Highly efficient and selective pillararene-based organic materials for Hg2+ and CH3Hg+ extraction from aqueous solution

Abstract

Pillararenes, a rising star in macrocyclic chemistry, are recognized as promising organic materials for metal ion separation. Herein, three novel pillar[5]arenes (1a-c) appended with N,N-dimethyldithiocarbamoyl groups were designed for highly efficient extraction of aqueous mercury. This work represents the first case of using pillararene-based materials for organic mercury removal, and rather low Hg(II) residue (3.45 ppb) was found in the extraction raffinate of mercury spiked river water after being treated with the as-prepared extractants, which is a rare example of solvent extraction systems that meet the waste water discharge standard (<5 ppb). The extraction performance of the extractant materials was evaluated under different acidities, equilibrium time and sodium nitrate concentrations. High extraction efficiency (>99%) and selectivity (SFHg/M > 690) were achieved under the optimum condition, and the near quantitative stripping after two contacts enable regeneration of the ligands as well as mercury recovery. The stoichiometric ratio between ligands and Hg2+ was ascertained to be 1:1 from the slope analysis method and mass spectroscopy.
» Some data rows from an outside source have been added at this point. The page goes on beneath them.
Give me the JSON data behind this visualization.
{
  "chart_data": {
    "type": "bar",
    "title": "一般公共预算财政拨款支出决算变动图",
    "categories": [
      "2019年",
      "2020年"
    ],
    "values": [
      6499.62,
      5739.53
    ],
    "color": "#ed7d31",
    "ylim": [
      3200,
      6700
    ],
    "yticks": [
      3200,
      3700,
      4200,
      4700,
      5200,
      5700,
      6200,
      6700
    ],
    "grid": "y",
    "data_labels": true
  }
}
Investigation of the extracted species by NMR, IR, EXAFS techniques and DFT simulation reveals that the C=S moieties of the ligands play a crucial role in metal complexation. It is noted that the as-prepared extractants show excellent recovery and removal ability towards mercury using simulated samples. After extraction by 1c, the total Hg(II) in spiked river samples was reduced to lower than 5 ppb, the maximum tolerable concentration set by China for industrial waste water. This study demonstrates the potential application of N,N-dimethyldithiocarbamoyl modified pillararenes as functional materials for aquatic mercury remediation.